Он воспользовался этим, чтобы упрочить свое положение. Он сделался чем-то вроде своего человека во внутренних покоях Джозианы, человека, которого никто не замечает, которого не стесняются; герцогиня не постеснялась бы переменить при нем сорочку. Но все это было ненадежно. А Баркильфедро добивался прочного положения. Герцогиня – только половина пути. Он считал бы все свои труды потерянными, если бы, прокладывая подземный ход, ему не удалось добраться до королевы.

Однажды Баркильфедро обратился к Джозиане:

– Не захочет ли ваша светлость осчастливить меня?

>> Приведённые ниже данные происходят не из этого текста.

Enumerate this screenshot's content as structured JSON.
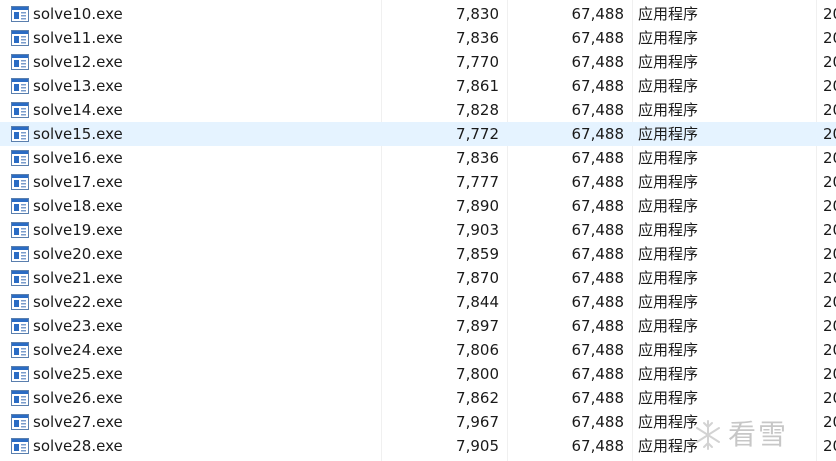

– Чего ты хочешь? – спросила Джозиана.

– Получить должность.

– Должность? Ты?

– Да, ваша светлость.

– Что за фантазия пришла тебе просить должности? Ты ведь ни на что не годен.

– Потому-то я вас и прошу.

Джозиана рассмеялась.

– Какую же должность из всех, для которых ты не пригоден, тебе хотелось бы получить?

– Место откупорщика океанских бутылок.

Джозиана рассмеялась еще веселее:

– Что это такое? Ты шутишь?

– Нет, ваша светлость.

– Хорошо. Для забавы буду отвечать тебе серьезно. Кем ты хочешь быть? Повтори.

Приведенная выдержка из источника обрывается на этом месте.